THIS COUNTRY / PERSONALITY IN PARLIAMENT, Monday, June 29, 2009

‘Press gallery ‘dean’ could teach today’s media, MPs a few lessons

The man in here,” says the elderly woman as she and a visitor pass by his door, “reads three newspapers a day.” She doesn’t know about the two books a day he was regularly plowing through until just this spring. Not to mention the daily scanning of the news channels while the man long known as “The Dean of the Parliamentary Press Gallery” keeps up on the country he worries about more than ever.

Later this summer, Douglas Fisher will turn 90 years old. A huge, once-athletic man, he now uses a wheelchair to move about this pleasant retirement home on the outskirts of Ottawa. But it is only his knees that have gone on him. Despite a claim that he sees “the colour of rust” when he considers his mind, no one else can see it as he remains as up to date and feisty as ever.

Just ask the cleaner who wandered in while Question Period was playing on Fisher’s big-screen television. “Whadya watchin’ that crap for?” the cleaner shouted over the sound of raucous debate. “They’re all a bunch of crooks and liars, anyway!”

“I will have you know,” Fisher growled from the great Poppa Bear chair he has squeezed into the little room, “I represented that place for four Parliaments.

“I revered it then – and I revere itnow !”

Well, to a degree he does. Parliament as an institution he reveres; Parliament as it exists in its present form he’s not so keen on. Nor does he hold in much esteem the Parliamentary Press Gallery, of which he was a leading member for 40 years.

Today’s media, he says, are largely in the business of “the murder of politicians.” Mischief, he would say, sells better than information. And, as for the historical perspective of today’s gallery, don’t even ask. With only the rarest of exceptions, there is none.

Fisher arrived in Ottawa in 1957 as the CCF member for Port Arthur (now Thunder Bay), an unknown high school teacher who had pulled off the greatest election upset in Canadian history by defeating “Minister of Everything” C.D. Howe. By 1960, Canadian Press had named Prime Minister John Diefenbaker, Liberal opposition critic Paul Martin Sr. and Fisher as the three most effective speakers in the House.

But that, of course, was back when there were listeners to make such judgment.

The CCF became the NDP and Fisher began dabbling in print to augment his $10,000 MP’s salary. He had two homes to maintain, one in Ottawa and one back in the riding, and five growing sons to help raise. Soon print became the sole livelihood, first at the Toronto Telegram, then for the Sun chain until his retirement in the summer of 2006.

He is not one to dwell on the past nor one to boast about achievement – his family says he turned down the Order of Canada – but son Luke has built a website, www.douglasfisher.ca, that includes everything from family history to Fisher’s war service, his journalism and even his pivotal work in the early years of Hockey Canada. If he wouldn’t take the Order of Canada, perhaps he should be in the Hockey Hall of Fame in the builder category.
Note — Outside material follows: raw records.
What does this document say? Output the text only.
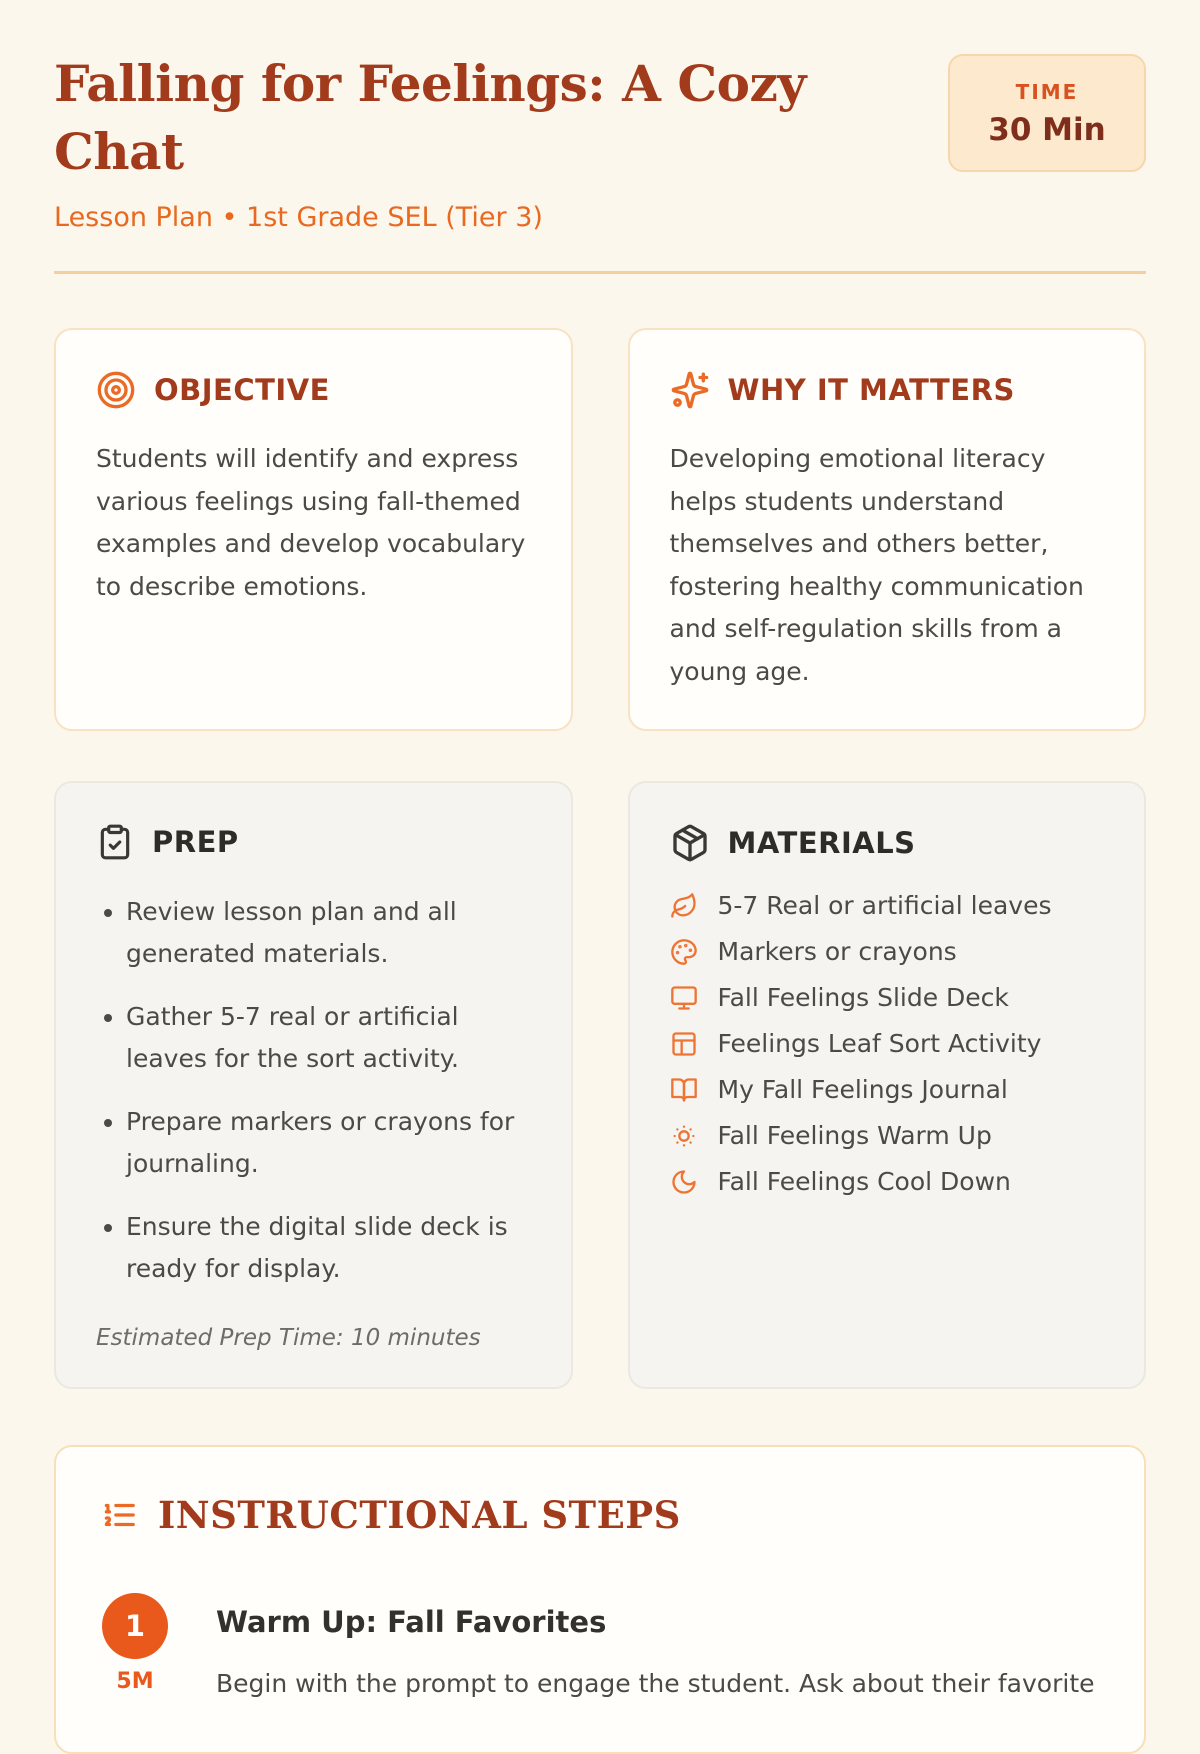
Falling for Feelings: A Cozy Chat
Lesson Plan • 1st Grade SEL (Tier 3)
TIME
30 Min
OBJECTIVE

Students will identify and express various feelings using fall-themed examples and develop vocabulary to describe emotions.

WHY IT MATTERS

Developing emotional literacy helps students understand themselves and others better, fostering healthy communication and self-regulation skills from a young age.

PREP
• Review lesson plan and all generated materials.
• Gather 5-7 real or artificial leaves for the sort activity.
• Prepare markers or crayons for journaling.
• Ensure the digital slide deck is ready for display.
Estimated Prep Time: 10 minutes
MATERIALS
5-7 Real or artificial leaves
Markers or crayons
Fall Feelings Slide Deck
Feelings Leaf Sort Activity
My Fall Feelings Journal
Fall Feelings Warm Up
Fall Feelings Cool Down
INSTRUCTIONAL STEPS
1
5M
Warm Up: Fall Favorites

Begin with the prompt to engage the student. Ask about their favorite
Fisher used his final words in print to state frankly what he believed the Parliament he loved had become: powerless, largely meaningless, with far too much power vested in the Prime Minister’s Office and the offices of the other party leaders than is healthy for democracy.
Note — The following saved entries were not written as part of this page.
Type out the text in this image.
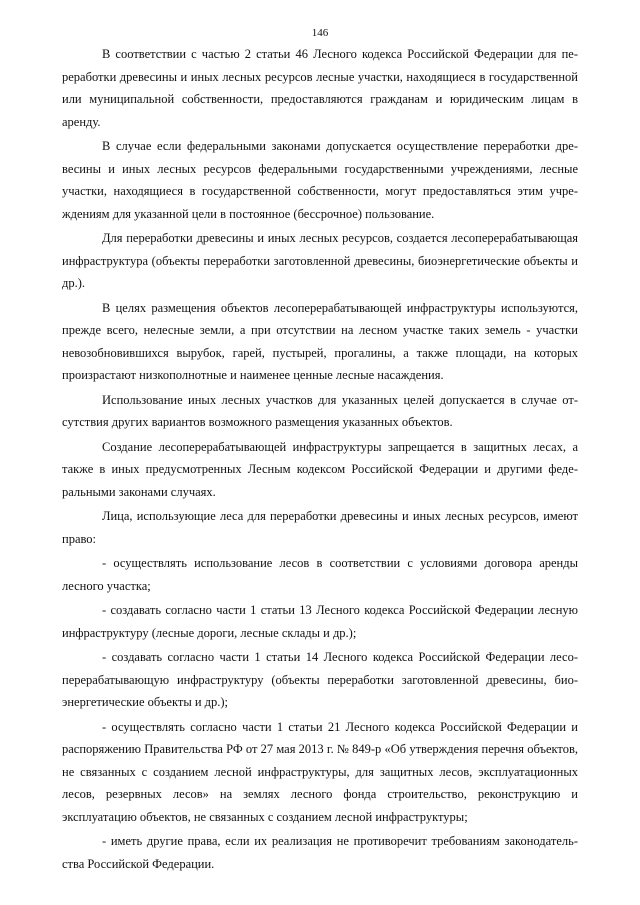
146

В соответствии с частью 2 статьи 46 Лесного кодекса Российской Федерации для переработки древесины и иных лесных ресурсов лесные участки, находящиеся в государственной или муниципальной собственности, предоставляются гражданам и юридическим лицам в аренду.

В случае если федеральными законами допускается осуществление переработки древесины и иных лесных ресурсов федеральными государственными учреждениями, лесные участки, находящиеся в государственной собственности, могут предоставляться этим учреждениям для указанной цели в постоянное (бессрочное) пользование.

Для переработки древесины и иных лесных ресурсов, создается лесоперерабатывающая инфраструктура (объекты переработки заготовленной древесины, биоэнергетические объекты и др.).

В целях размещения объектов лесоперерабатывающей инфраструктуры используются, прежде всего, нелесные земли, а при отсутствии на лесном участке таких земель - участки невозобновившихся вырубок, гарей, пустырей, прогалины, а также площади, на которых произрастают низкополнотные и наименее ценные лесные насаждения.

Использование иных лесных участков для указанных целей допускается в случае отсутствия других вариантов возможного размещения указанных объектов.

Создание лесоперерабатывающей инфраструктуры запрещается в защитных лесах, а также в иных предусмотренных Лесным кодексом Российской Федерации и другими федеральными законами случаях.

Лица, использующие леса для переработки древесины и иных лесных ресурсов, имеют право:

- осуществлять использование лесов в соответствии с условиями договора аренды лесного участка;

- создавать согласно части 1 статьи 13 Лесного кодекса Российской Федерации лесную инфраструктуру (лесные дороги, лесные склады и др.);

- создавать согласно части 1 статьи 14 Лесного кодекса Российской Федерации лесоперерабатывающую инфраструктуру (объекты переработки заготовленной древесины, биоэнергетические объекты и др.);

- осуществлять согласно части 1 статьи 21 Лесного кодекса Российской Федерации и распоряжению Правительства РФ от 27 мая 2013 г. № 849-р «Об утверждения перечня объектов, не связанных с созданием лесной инфраструктуры, для защитных лесов, эксплуатационных лесов, резервных лесов» на землях лесного фонда строительство, реконструкцию и эксплуатацию объектов, не связанных с созданием лесной инфраструктуры;

- иметь другие права, если их реализация не противоречит требованиям законодательства Российской Федерации.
The House of Commons, he bemoaned, “has withered almost to insignificance. Stephen Harper is more supreme and absolute in the government, cabinet, House, and the country than John Diefenbaker was in my first House in 1957.”

This is not just an old, frustrated NDPer venting; by his own admission, the passage of time turned Fisher to conservatism. He was close to Brian Mulroney, critical of the Liberals and even today remains in touch with Conservatives in power. A cabinet minister had called only days before seeking advice.
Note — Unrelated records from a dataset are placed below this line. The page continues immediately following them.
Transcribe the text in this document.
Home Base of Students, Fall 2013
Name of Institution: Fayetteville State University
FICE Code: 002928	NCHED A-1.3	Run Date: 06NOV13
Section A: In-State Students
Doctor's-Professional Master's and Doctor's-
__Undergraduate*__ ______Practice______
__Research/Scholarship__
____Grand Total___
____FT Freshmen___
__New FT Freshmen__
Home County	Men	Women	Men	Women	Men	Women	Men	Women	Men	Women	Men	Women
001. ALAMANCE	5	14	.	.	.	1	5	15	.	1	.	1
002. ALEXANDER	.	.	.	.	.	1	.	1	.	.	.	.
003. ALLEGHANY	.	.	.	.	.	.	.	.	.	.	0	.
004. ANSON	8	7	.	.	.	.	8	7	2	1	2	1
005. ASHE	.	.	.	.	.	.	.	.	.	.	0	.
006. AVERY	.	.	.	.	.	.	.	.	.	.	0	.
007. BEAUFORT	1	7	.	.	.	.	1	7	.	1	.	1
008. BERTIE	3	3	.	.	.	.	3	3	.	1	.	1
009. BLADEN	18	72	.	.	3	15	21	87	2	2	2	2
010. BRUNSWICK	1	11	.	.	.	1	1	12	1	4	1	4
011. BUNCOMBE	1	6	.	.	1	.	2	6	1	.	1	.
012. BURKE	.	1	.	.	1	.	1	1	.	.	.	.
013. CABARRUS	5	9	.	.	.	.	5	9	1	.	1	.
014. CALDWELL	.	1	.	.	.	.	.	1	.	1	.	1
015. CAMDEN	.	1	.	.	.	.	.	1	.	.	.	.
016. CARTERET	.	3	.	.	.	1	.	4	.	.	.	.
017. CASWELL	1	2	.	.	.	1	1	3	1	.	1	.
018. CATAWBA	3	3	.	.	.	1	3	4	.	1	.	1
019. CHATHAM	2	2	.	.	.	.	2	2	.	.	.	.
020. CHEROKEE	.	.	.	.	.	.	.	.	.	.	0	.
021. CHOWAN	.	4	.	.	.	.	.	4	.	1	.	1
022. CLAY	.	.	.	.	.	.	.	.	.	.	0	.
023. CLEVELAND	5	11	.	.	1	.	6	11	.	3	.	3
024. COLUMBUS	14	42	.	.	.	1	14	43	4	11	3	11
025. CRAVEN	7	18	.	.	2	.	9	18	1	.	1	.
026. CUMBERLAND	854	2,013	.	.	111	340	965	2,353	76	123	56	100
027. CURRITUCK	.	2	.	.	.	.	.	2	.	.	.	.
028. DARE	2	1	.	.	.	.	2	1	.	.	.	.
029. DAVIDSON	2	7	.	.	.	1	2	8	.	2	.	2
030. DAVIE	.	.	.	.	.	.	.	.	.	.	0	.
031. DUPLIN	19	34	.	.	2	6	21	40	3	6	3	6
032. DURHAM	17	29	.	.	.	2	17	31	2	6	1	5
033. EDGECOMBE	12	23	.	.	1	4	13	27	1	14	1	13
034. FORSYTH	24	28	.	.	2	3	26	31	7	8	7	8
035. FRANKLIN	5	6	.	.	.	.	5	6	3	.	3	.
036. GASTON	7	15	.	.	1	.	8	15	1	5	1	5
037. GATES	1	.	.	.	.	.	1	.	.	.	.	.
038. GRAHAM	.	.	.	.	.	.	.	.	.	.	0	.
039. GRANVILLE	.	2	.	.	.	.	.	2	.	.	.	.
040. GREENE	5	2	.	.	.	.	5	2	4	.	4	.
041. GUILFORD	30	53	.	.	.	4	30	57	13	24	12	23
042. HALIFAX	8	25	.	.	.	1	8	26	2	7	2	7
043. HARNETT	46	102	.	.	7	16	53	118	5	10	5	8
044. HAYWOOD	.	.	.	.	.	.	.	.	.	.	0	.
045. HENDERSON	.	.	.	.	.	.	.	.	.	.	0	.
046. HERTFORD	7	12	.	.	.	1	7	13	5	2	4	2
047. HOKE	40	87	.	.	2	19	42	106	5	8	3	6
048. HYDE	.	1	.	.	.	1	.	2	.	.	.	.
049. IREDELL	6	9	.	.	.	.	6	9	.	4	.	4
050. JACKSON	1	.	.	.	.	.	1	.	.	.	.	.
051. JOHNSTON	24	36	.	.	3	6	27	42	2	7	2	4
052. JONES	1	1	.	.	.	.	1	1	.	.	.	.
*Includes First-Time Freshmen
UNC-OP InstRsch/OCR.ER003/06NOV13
What happened to the House is difficult to pin down. The dignity of Stanley Knowles and others of that ilk is now only distant memory. Diefenbaker and Lester Pearson spent considerable time in the Commons, but Pierre Trudeau thought it a waste and a bore. Prime ministers in the years since have largely ignored it apart from Question Period, which is far more theatrics than debate.

Television, which arrived in 1977, changed the tone, but so, too, did the tone of journalism change over the years until today it is mostly governed by a “gotcha” mindset that Fisher deplores.

And yet, he left his final column with a certain optimism. Quebec would stay whereas once he believed it was lost. “I am as positive about our country as I was in my 20s, coming home from the war.”

And now, on the verge of entering his 90s – the Fishers are long livers – that optimism for Canada is as strong as ever, looking ahead.

He just wishes Parliament Hill would look back – and see what it once was, and could again be, for both those who made the news and those who reported it.